The Indiana Wesleyan University women’s soccer team defeated conference rival Marian University 3-1 in front of a large Homecoming crowd Saturday afternoon at Wildcat Field.

Caitlyn Mains (sr) battles with a Marian defender.

Caitlyn Mains (sr) battles with a Marian defender.

It was chilly, with a game-time temperature right around 40 degrees, but that didn’t bother the Wildcats. By the end of the first half, IWU had seized a 3-0 lead behind goals from midfielder Caitlyn Mains (sr), forward Katie Pannabecker (jr) and defender Susan Anthony (jr). The Wildcats spent most of the half in Knights territory with offensive precision and threatening set pieces.

Mains tapped in a mishandled ball by Marian goalie Madeline Weber (jr) for the first goal and Anthony made a nice head on the ball off of a corner kick from forward/midfielder Nicole Biggs (jr) for goal No. 3.

But the second goal, a deep shot from Pannabecker, was something special.

Pannabecker was dribbling the ball on the right middle portion of the field when she noticed the goalie out of position. She wound up for a shot from about 35 yards out, and the ball looped perfectly over the outstretched arms of Weber into the left side of the goal.

“The keeper was playing on the near post,” Pannabecker said. “I thought I’d take a crack at it.”

Goalkeeper Megan Weiss (fr) battles for the ball in front of the net.

Goalkeeper Megan Weiss (fr) battles for the ball in front of the net.

In the second half, the score stayed at 3-0 until Marian forward Olivia Annee (so) broke free from the defense for a goal with nine minutes remaining. Despite the minor slip-up, the Wildcats stayed strong on both sides of the ball throughout the game.

Head Coach Tim Strader was pleased with his team’s effort, especially against a strong team like Marian, which came into the match with a 2-0-0 Crossroads League record.

“We knew we were in a for a tough task,” Strader said. “But the girls have been putting in hard work everyday.”

Saturday’s win against Marian comes after a 4-1 Sept. 30 victory against Bethel College. The Wildcats have now scored more goals in the past two games (seven) than they had scored in the previous eight games (six).
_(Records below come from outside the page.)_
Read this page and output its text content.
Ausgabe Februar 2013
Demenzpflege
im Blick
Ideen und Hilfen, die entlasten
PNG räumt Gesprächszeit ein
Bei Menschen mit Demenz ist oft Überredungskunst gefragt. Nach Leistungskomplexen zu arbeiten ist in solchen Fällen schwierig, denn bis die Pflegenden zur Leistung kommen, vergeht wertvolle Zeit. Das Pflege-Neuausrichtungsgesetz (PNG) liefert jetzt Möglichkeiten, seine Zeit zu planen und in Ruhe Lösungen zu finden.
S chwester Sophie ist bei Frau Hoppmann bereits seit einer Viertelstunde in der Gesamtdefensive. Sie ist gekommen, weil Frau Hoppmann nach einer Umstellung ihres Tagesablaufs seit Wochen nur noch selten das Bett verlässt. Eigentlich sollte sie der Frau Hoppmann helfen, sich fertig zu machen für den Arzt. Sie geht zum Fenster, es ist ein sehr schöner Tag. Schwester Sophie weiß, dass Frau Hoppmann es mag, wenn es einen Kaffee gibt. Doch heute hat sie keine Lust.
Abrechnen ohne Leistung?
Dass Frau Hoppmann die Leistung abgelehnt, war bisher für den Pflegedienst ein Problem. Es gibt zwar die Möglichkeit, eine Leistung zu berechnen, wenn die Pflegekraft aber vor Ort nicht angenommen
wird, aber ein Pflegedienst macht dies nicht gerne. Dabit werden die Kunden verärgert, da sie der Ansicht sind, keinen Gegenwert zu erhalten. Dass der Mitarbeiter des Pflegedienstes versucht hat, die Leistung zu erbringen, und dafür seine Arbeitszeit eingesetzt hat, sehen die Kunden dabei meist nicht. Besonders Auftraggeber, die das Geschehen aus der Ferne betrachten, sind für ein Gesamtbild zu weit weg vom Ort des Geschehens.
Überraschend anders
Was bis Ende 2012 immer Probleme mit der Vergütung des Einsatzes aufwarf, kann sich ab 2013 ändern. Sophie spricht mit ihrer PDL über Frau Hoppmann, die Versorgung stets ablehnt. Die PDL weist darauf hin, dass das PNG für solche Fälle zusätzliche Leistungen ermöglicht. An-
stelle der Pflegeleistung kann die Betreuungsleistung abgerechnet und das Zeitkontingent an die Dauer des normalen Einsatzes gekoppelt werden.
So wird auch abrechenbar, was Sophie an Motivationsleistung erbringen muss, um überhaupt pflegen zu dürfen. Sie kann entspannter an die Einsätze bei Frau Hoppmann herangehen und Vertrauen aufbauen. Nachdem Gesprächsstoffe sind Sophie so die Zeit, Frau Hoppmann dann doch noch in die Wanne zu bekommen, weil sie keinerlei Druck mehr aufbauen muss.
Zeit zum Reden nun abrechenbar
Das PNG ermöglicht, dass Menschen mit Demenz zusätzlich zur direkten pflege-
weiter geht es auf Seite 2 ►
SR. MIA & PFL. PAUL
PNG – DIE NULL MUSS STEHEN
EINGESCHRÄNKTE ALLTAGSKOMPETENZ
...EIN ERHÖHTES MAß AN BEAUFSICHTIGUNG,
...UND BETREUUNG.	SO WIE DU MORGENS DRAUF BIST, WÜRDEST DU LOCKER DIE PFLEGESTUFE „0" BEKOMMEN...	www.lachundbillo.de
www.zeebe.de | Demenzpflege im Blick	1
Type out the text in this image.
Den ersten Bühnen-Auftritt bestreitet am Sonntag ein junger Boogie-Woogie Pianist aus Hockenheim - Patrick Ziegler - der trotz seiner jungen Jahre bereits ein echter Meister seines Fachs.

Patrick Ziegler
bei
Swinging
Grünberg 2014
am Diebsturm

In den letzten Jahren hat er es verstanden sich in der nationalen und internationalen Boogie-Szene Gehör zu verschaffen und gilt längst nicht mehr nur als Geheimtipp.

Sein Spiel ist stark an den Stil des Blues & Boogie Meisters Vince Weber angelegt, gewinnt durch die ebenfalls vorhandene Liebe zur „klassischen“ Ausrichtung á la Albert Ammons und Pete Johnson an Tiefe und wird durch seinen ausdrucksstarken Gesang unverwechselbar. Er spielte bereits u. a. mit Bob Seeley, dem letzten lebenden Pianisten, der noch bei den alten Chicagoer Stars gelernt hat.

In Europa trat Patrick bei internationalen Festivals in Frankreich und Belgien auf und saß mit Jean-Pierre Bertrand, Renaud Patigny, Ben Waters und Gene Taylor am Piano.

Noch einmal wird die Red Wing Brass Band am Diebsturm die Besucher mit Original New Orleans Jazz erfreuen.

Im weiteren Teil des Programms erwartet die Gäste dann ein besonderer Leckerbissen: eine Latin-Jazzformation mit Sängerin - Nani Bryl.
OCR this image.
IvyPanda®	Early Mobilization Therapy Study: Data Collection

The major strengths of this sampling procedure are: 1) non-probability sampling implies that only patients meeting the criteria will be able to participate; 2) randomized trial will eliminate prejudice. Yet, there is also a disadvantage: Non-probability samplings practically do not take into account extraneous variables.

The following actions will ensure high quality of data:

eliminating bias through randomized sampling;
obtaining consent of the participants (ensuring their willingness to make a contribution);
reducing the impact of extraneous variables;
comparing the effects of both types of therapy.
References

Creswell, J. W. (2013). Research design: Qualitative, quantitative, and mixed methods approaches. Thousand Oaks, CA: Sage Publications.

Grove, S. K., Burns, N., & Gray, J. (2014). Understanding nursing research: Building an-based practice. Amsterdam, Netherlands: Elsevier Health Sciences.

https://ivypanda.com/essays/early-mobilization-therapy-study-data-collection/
Pannabecker is glad to see the team’s hard work finally starting to pay off, especially on the offensive side.

“In practice, we’ve worked a lot on moving the ball around teams,” Pannabecker said. “It’s nice to see that translate into games.”

The Wildcats are now 3-8-0 overall, with a 2-1-0 record in Crossroads League play. Their next game is Wednesday, Oct. 8 at Taylor University in Upland, Ind.